İstanbul’da Bakırköy Kadın Kapalı Cezaevi, tutsaklara ve görüşçülerine dönük hak ihlalleri ile bir kez daha gündeme geldi. Tutsaklar geçen hafta avukatları aracılığıyla kelepçeli muayene ve ters kelepçeye zorlandıklarını aktardı. Üç yıldır Bakırköy Kadın Kapalı Cezaevi’nde tutsak olan Leyla Akyıldız’ın annesi Simanperi Akyıldız, hem kendilerine hem de tutsaklara dönük ciddi baskılar olduğunu dile getirdi.
‘Ailelere yaptıkları hakarettir’
Her görüş gününde gardiyanların baskı ve hakaretleri ile karşılaştıklarını söyleyen Simanperi, çocuklarıyla yaptıkları görüşlerin dahi baskı altında yapıldığını ifade etti.
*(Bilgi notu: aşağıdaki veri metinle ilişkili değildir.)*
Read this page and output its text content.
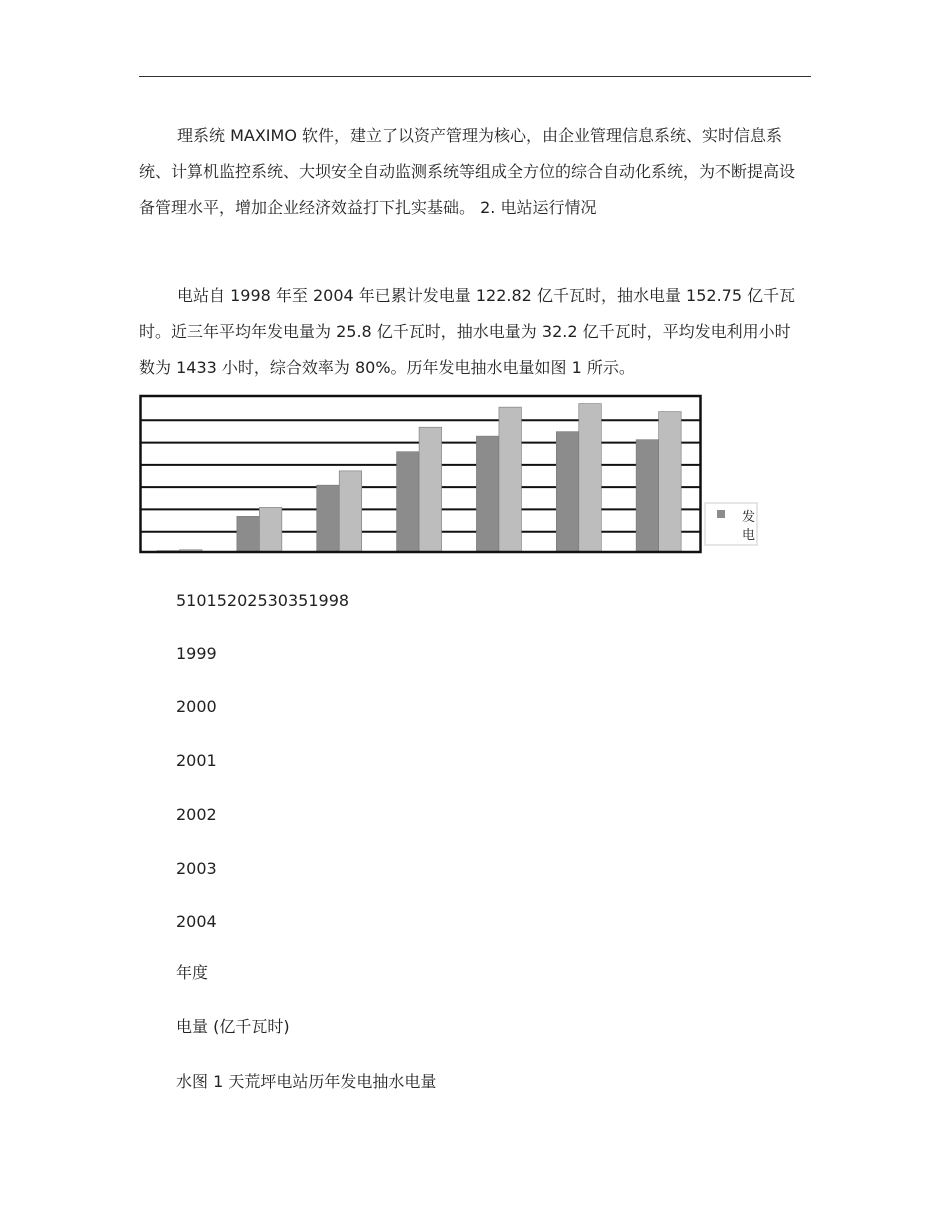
理系统 MAXIMO 软件，建立了以资产管理为核心，由企业管理信息系统、实时信息系统、计算机监控系统、大坝安全自动监测系统等组成全方位的综合自动化系统，为不断提高设备管理水平，增加企业经济效益打下扎实基础。 2. 电站运行情况

电站自 1998 年至 2004 年已累计发电量 122.82 亿千瓦时，抽水电量 152.75 亿千瓦时。近三年平均年发电量为 25.8 亿千瓦时，抽水电量为 32.2 亿千瓦时，平均发电利用小时数为 1433 小时，综合效率为 80%。历年发电抽水电量如图 1 所示。

发电
51015202530351998
1999
2000
2001
2002
2003
2004
年度
电量 (亿千瓦时)
水图 1 天荒坪电站历年发电抽水电量
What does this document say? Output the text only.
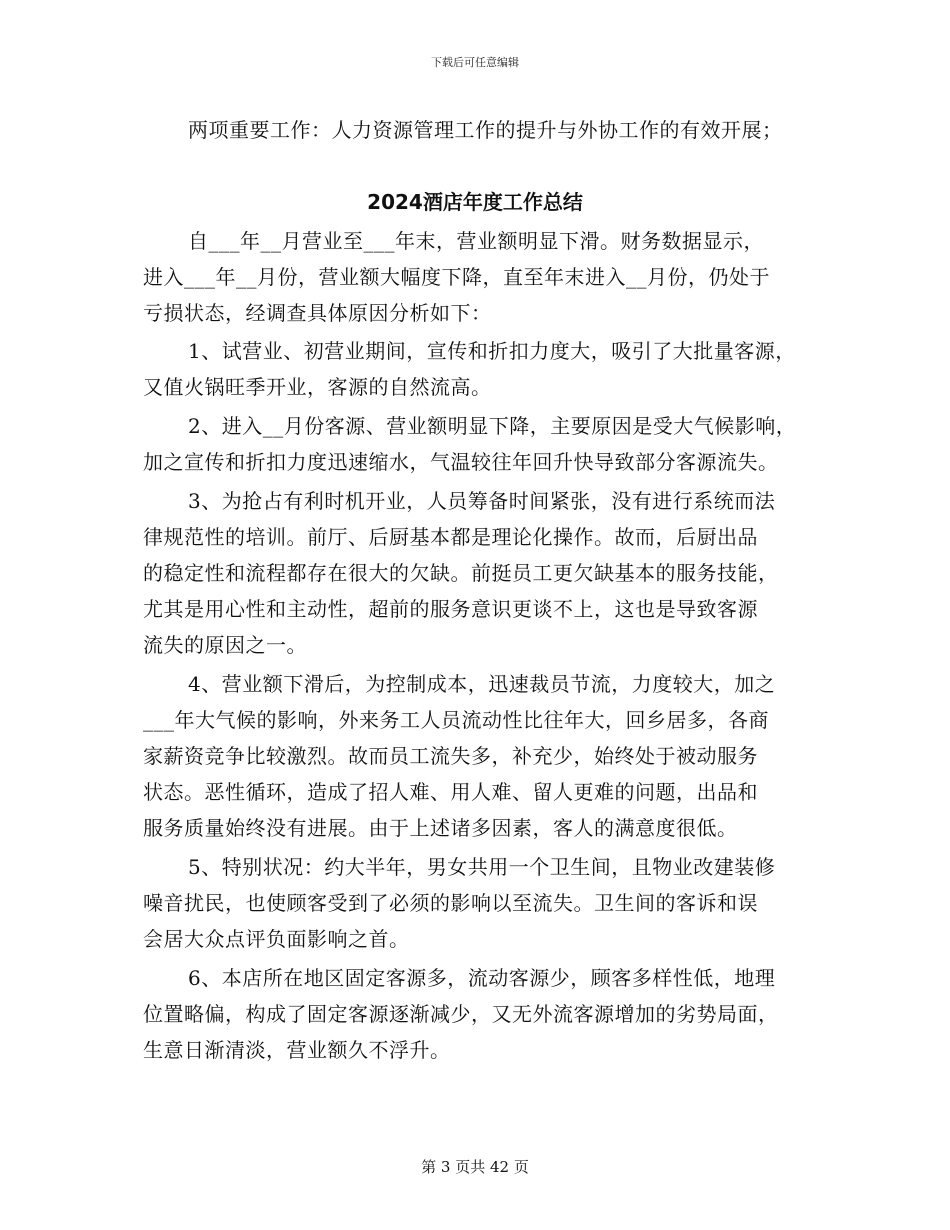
下载后可任意编辑
两项重要工作：人力资源管理工作的提升与外协工作的有效开展；
2024酒店年度工作总结
自___年__月营业至___年末，营业额明显下滑。财务数据显示，
进入___年__月份，营业额大幅度下降，直至年末进入__月份，仍处于
亏损状态，经调查具体原因分析如下：
1、试营业、初营业期间，宣传和折扣力度大，吸引了大批量客源，
又值火锅旺季开业，客源的自然流高。
2、进入__月份客源、营业额明显下降，主要原因是受大气候影响，
加之宣传和折扣力度迅速缩水，气温较往年回升快导致部分客源流失。
3、为抢占有利时机开业，人员筹备时间紧张，没有进行系统而法
律规范性的培训。前厅、后厨基本都是理论化操作。故而，后厨出品
的稳定性和流程都存在很大的欠缺。前挺员工更欠缺基本的服务技能，
尤其是用心性和主动性，超前的服务意识更谈不上，这也是导致客源
流失的原因之一。
4、营业额下滑后，为控制成本，迅速裁员节流，力度较大，加之
___年大气候的影响，外来务工人员流动性比往年大，回乡居多，各商
家薪资竞争比较激烈。故而员工流失多，补充少，始终处于被动服务
状态。恶性循环，造成了招人难、用人难、留人更难的问题，出品和
服务质量始终没有进展。由于上述诸多因素，客人的满意度很低。
5、特别状况：约大半年，男女共用一个卫生间，且物业改建装修
噪音扰民，也使顾客受到了必须的影响以至流失。卫生间的客诉和误
会居大众点评负面影响之首。
6、本店所在地区固定客源多，流动客源少，顾客多样性低，地理
位置略偏，构成了固定客源逐渐减少，又无外流客源增加的劣势局面，
生意日渐清淡，营业额久不浮升。
第 3 页共 42 页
Görüşme saatlerinin kısaltıldığını belirten Simanperi, “Ailelere yaptıkları muamele resmen hakarettir. Onur kırıcı muamelede bulunuluyor. Bağırıyorlar. Yazın Diyarbakır’dan bir anne kızını görmek için gelmişti. İçeri girdiğimiz sırada o anneyi üç kez X Ray’dan geçirdiler. Durmadan götürüp getiriyorlardı. Ben de dayanamadım ‘Günahtır, ayıptır. Bu yaptığınız nedir? Neden bu kadar hakaret ediyorsunuz?’ dedim. Bir gardiyan bana bağırdı. Ben de ona bağırdım. Bu yüzden bana 2 ay görüş yasağı getirildi. Yapılan bu muameleyi, hakareti kabul edemiyorum. Bu yüzden sürekli tartışıyorum onlarla” diye konuştu.
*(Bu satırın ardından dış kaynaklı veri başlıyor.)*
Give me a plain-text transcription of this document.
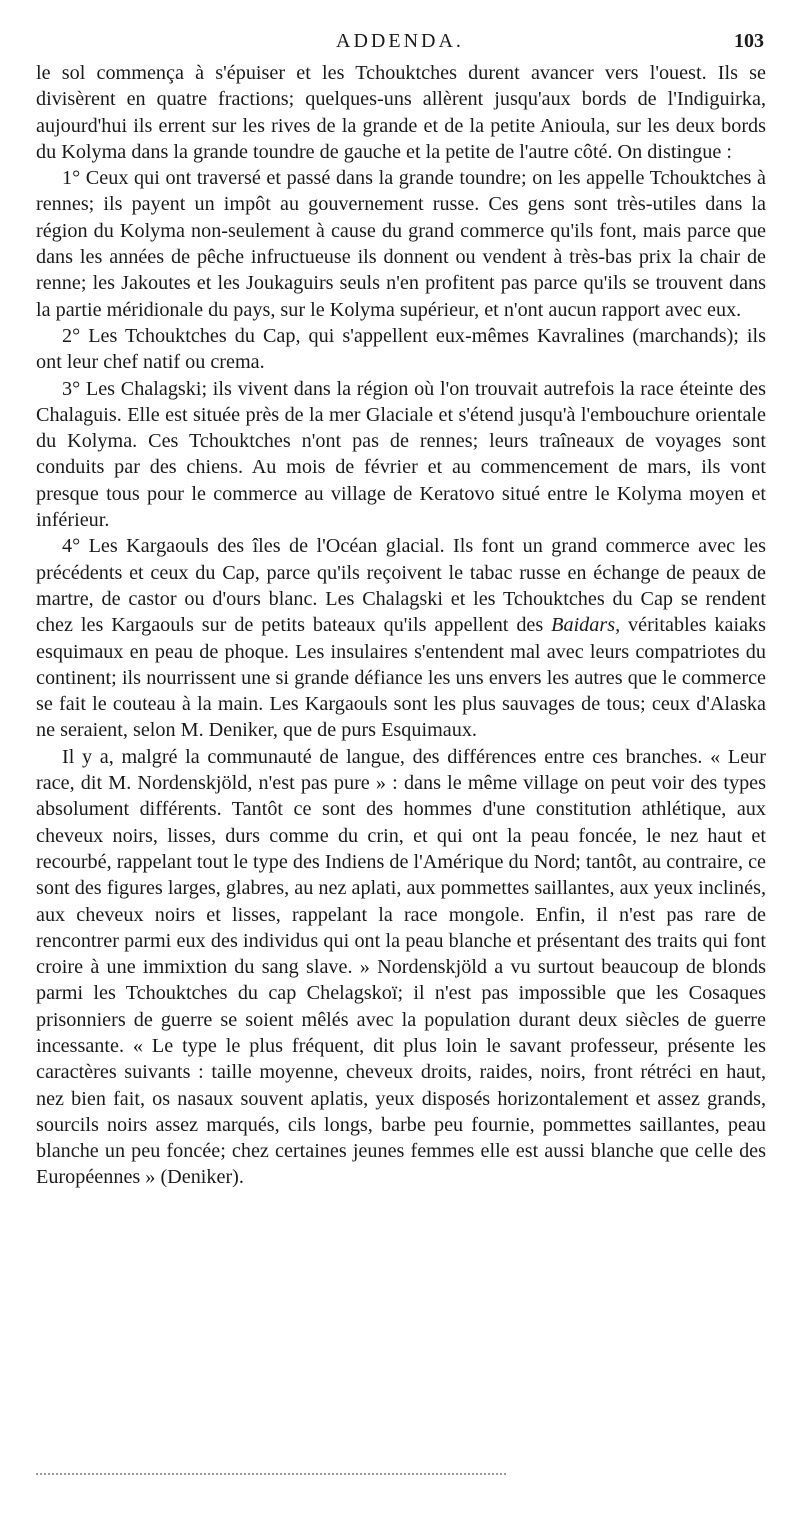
ADDENDA.	103

le sol commença à s'épuiser et les Tchouktches durent avancer vers l'ouest. Ils se divisèrent en quatre fractions; quelques-uns allèrent jusqu'aux bords de l'Indiguirka, aujourd'hui ils errent sur les rives de la grande et de la petite Anioula, sur les deux bords du Kolyma dans la grande toundre de gauche et la petite de l'autre côté. On distingue :

1° Ceux qui ont traversé et passé dans la grande toundre; on les appelle Tchouktches à rennes; ils payent un impôt au gouvernement russe. Ces gens sont très-utiles dans la région du Kolyma non-seulement à cause du grand commerce qu'ils font, mais parce que dans les années de pêche infructueuse ils donnent ou vendent à très-bas prix la chair de renne; les Jakoutes et les Joukaguirs seuls n'en profitent pas parce qu'ils se trouvent dans la partie méridionale du pays, sur le Kolyma supérieur, et n'ont aucun rapport avec eux.

2° Les Tchouktches du Cap, qui s'appellent eux-mêmes Kavralines (marchands); ils ont leur chef natif ou crema.

3° Les Chalagski; ils vivent dans la région où l'on trouvait autrefois la race éteinte des Chalaguis. Elle est située près de la mer Glaciale et s'étend jusqu'à l'embouchure orientale du Kolyma. Ces Tchouktches n'ont pas de rennes; leurs traîneaux de voyages sont conduits par des chiens. Au mois de février et au commencement de mars, ils vont presque tous pour le commerce au village de Keratovo situé entre le Kolyma moyen et inférieur.

4° Les Kargaouls des îles de l'Océan glacial. Ils font un grand commerce avec les précédents et ceux du Cap, parce qu'ils reçoivent le tabac russe en échange de peaux de martre, de castor ou d'ours blanc. Les Chalagski et les Tchouktches du Cap se rendent chez les Kargaouls sur de petits bateaux qu'ils appellent des Baidars, véritables kaiaks esquimaux en peau de phoque. Les insulaires s'entendent mal avec leurs compatriotes du continent; ils nourrissent une si grande défiance les uns envers les autres que le commerce se fait le couteau à la main. Les Kargaouls sont les plus sauvages de tous; ceux d'Alaska ne seraient, selon M. Deniker, que de purs Esquimaux.

Il y a, malgré la communauté de langue, des différences entre ces branches. « Leur race, dit M. Nordenskjöld, n'est pas pure » : dans le même village on peut voir des types absolument différents. Tantôt ce sont des hommes d'une constitution athlétique, aux cheveux noirs, lisses, durs comme du crin, et qui ont la peau foncée, le nez haut et recourbé, rappelant tout le type des Indiens de l'Amérique du Nord; tantôt, au contraire, ce sont des figures larges, glabres, au nez aplati, aux pommettes saillantes, aux yeux inclinés, aux cheveux noirs et lisses, rappelant la race mongole. Enfin, il n'est pas rare de rencontrer parmi eux des individus qui ont la peau blanche et présentant des traits qui font croire à une immixtion du sang slave. » Nordenskjöld a vu surtout beaucoup de blonds parmi les Tchouktches du cap Chelagskoï; il n'est pas impossible que les Cosaques prisonniers de guerre se soient mêlés avec la population durant deux siècles de guerre incessante. « Le type le plus fréquent, dit plus loin le savant professeur, présente les caractères suivants : taille moyenne, cheveux droits, raides, noirs, front rétréci en haut, nez bien fait, os nasaux souvent aplatis, yeux disposés horizontalement et assez grands, sourcils noirs assez marqués, cils longs, barbe peu fournie, pommettes saillantes, peau blanche un peu foncée; chez certaines jeunes femmes elle est aussi blanche que celle des Européennes » (Deniker).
‘Kızımın kışlık kıyafetlerini cezaevine almadılar’
Açık görüş günlerinde bir saat görüş haklarının olduğunu hatırlatan Simanperi, görüş saatini tamamıyla kullanamadıklarını, son dönemde ise sadece 35 dakika görüşebildiklerini kaydetti. Simanperi, var olan yasal haklarının kullanılmasına dahi izin verilmediğini dile getirerek, “Götürdüğümüz elbiseler çeşitli bahanelerle cezaevine alınmıyor. Bazen renklerini bahane ediyorlar. Kızım iki aydır benden kışlık kıyafet istemişti. İki aydır her hafta kızımın kışlıklarını götürüyorum ama geri çeviriyorlar. İçeride kışlıkları yok. Soğuktur vermem gerekiyor dedim ama almadılar” dedi.
‘Kızım hastanede darp edildi’
Birkaç ay önce Leyla'nın diş rahatsızlığı nedeniyle Okmeydanı Diş Hastanesi’ne sevk edildiğini hatırlatan Simapneri, kelepçeli muayeneyi kabul etmediği için kızının hastanede askerler tarafından darp edildiği bilgisini paylaştı. Daha sonra Leyla’nın görüşüne gittiğini söyleyen Simanperi, “Kızımın elleri, kolları, yüzü çizikler içindeydi. Yüzü morluklar içindeydi. Gördüklerim karşısında şok oldum. Zaten dört duvar arasına almışsınız, cezalandırmışsınız. Üstüne bir de şiddet uyguluyorsunuz. Bu yaptıkları hakaret değil mi?” diyerek yaşananlara tepki gösterdi.
‘Vejetaryen menüsü uygulansın’
Leyla'nın vejetaryen olduğundan dolayı et yiyemediğini belirten Simanperi, ancak cezaevinde vejetaryen menüsü çıkarılmadığını ve bu yüzden gerekli besinleri alamadığını vurguladı. Simanperi, vejetaryenler için ayrı yemek menüsünün uygulanması gerektiğini dile getirdi. Siyasi tutsakların doğal hakları için mücadele ettiğini kaydeden Simanperi, “Bir insanın varlığını inkar edenlerin Allahtan, peygamberden korkusu yoktur. Zulmün sonu yoktur. Sadece Kürt olduğumuz için bu hakaretlere maruz kalıyoruz. Çocuklarımıza sahip çıkmaya devam edeceğiz” şeklinde konuştu.
‘Kızımın hastaneye sevki yapılmıyor’
İki yıldır Bakırköy Kadın Kapalı Cezaevi’nde tutsak olan Hatice Güzel’in annesi Sinem Güzel de kızının geçen yıl PKK Lideri Abdullah Öcalan’a uygulanan tecridin kaldırılması talebiyle açlık grevine giren tutsaklar arasında olduğunu hatırlattı. Açlık grevi sonrası kızının böbreklerinden rahatsızlandığını belirten Sinem, Hatice’nin hastaneye sevkinin yapılmadığını aktardı. Hatice’nin hastane sevki için cezaevi yönetimine dilekçe verdiğini fakat kabul edilmediğini söyleyen Sinem, kızının sağlığından endişe duyduğunu vurguladı. Sinem, görüş sırasında birçok baskıya maruz kaldıklarını, baskıların artık son bulması gerektiğini söyledi.